Pas le temps de digérer le Christmas Pudding: samedi, comme à chaque lendemain de Noël, ça joue en Angleterre. Et ça joue beaucoup. Quatre journées de championnat, Coupe de la Ligue et troisième tour de la Cup: d'ici le 11 janvier, certaines équipes comme Liverpool et Manchester City auront joué six fois en trois semaines.
Les entraîneurs hurlent à l'indigestion. Arrachés à leurs familles, les joueurs râlent. Mais les fans adorent, eux les gardiens de cette tradition qui culmine tous les ans avec le Boxing Day.
Férié depuis 1871 au Royaume-Uni, le "jour des boîtes" tient son nom du temps où il permettait aux domestiques, après avoir trimé à Noël, de visiter leurs familles, en apportant cadeaux et même parfois les restes des repas des patrons dans des boîtes.
Depuis cette époque, le Boxing Day est dédié aux sports: cricket, courses hippiques, rugby et évidemment football.
Le premier match interclubs officiel remonte à 1860 entre Hallam et le Sheffield FC.
Plus de 150 ans plus tard, la magie fonctionne toujours.
A Sheffield Wednesday, le chant favori des supporters reste aujourd'hui encore celui qui fait référence au "Boxing Day Massacre" de 1979. Les rivaux de Sheffield United avaient été laminés 4-0 dans un champ de boue devant 49.309 spectateurs, un record qui tient toujours pour un match de troisième division.
- Un jour à ne pas perdre -
Le Boxing Day est une journée à prendre l?air, après avoir trop bu et trop mangé. A soigner sa gueule de bois en chantant au stade, dans une odeur d'oignon frit, déguisé en père Noël.
Pour certains, c'est l'unique match de l?année. L'équivalent footballistique de la messe de minuit. On s'y rend religieusement, en famille. Ou au contraire pour échapper à la famille et aux gâteaux trop secs de mamie.

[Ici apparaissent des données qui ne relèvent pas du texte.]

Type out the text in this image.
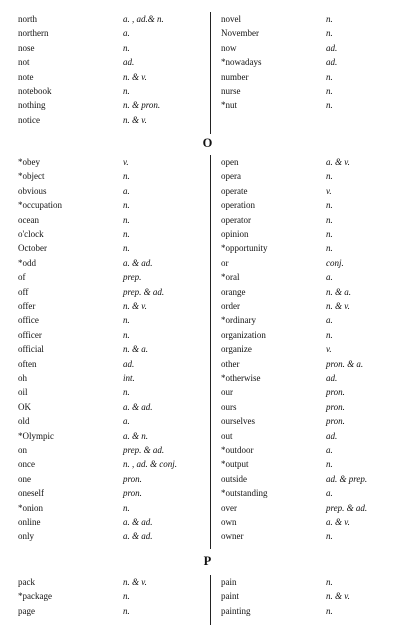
north	a. , ad.& n.
northern	a.
nose	n.
not	ad.
note	n. & v.
notebook	n.
nothing	n. & pron.
notice	n. & v.
novel	n.
November	n.
now	ad.
*nowadays	ad.
number	n.
nurse	n.
*nut	n.
O
*obey	v.
*object	n.
obvious	a.
*occupation	n.
ocean	n.
o'clock	n.
October	n.
*odd	a. & ad.
of	prep.
off	prep. & ad.
offer	n. & v.
office	n.
officer	n.
official	n. & a.
often	ad.
oh	int.
oil	n.
OK	a. & ad.
old	a.
*Olympic	a. & n.
on	prep. & ad.
once	n. , ad. & conj.
one	pron.
oneself	pron.
*onion	n.
online	a. & ad.
only	a. & ad.
open	a. & v.
opera	n.
operate	v.
operation	n.
operator	n.
opinion	n.
*opportunity	n.
or	conj.
*oral	a.
orange	n. & a.
order	n. & v.
*ordinary	a.
organization	n.
organize	v.
other	pron. & a.
*otherwise	ad.
our	pron.
ours	pron.
ourselves	pron.
out	ad.
*outdoor	a.
*output	n.
outside	ad. & prep.
*outstanding	a.
over	prep. & ad.
own	a. & v.
owner	n.
P
pack	n. & v.
*package	n.
page	n.
pain	n.
paint	n. & v.
painting	n.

"Noël peut être difficile pour certains hommes qui ne sont pas habitués à passer autant de temps en famille", sourit Martin Johnes, historien du foot à l'Université de Swansea.
Beaucoup planifient les fêtes en fonction du calendrier du foot.
Pour le Boxing Day, le spectacle est généralement au rendez-vous. Les surprises sont fréquentes et les matches souvent divertissants, comme en 1963 où 66 buts furent marqués en première division, Fulham écrasant Ipswich Town 10-1.
Mais c'est un jour où il ne vaut mieux pas perdre. L'ancien entraîneur de Liverpool, Brendan Rodgers, se rappelle encore comment, après une défaite à Stoke en 2012, il était "monté direct dans (s)a chambre pour ne plus redescendre de la soirée", alors que famille et invités l'attendaient devant le sapin dans le salon.
Piment supplémentaire, les instances continuent, au moins dans les divisions inférieures, à privilégier les derbies pour éviter les longs trajets aux supporters, alors que les transports tournent au ralenti.
- Exposition -
La Premier League profite à fond de cette exposition démultipliée, pendant que le reste de l'Europe fait relâche. Affiche du Boxing Day cette année, le déplacement du surprenant leader, Leicester, à Liverpool.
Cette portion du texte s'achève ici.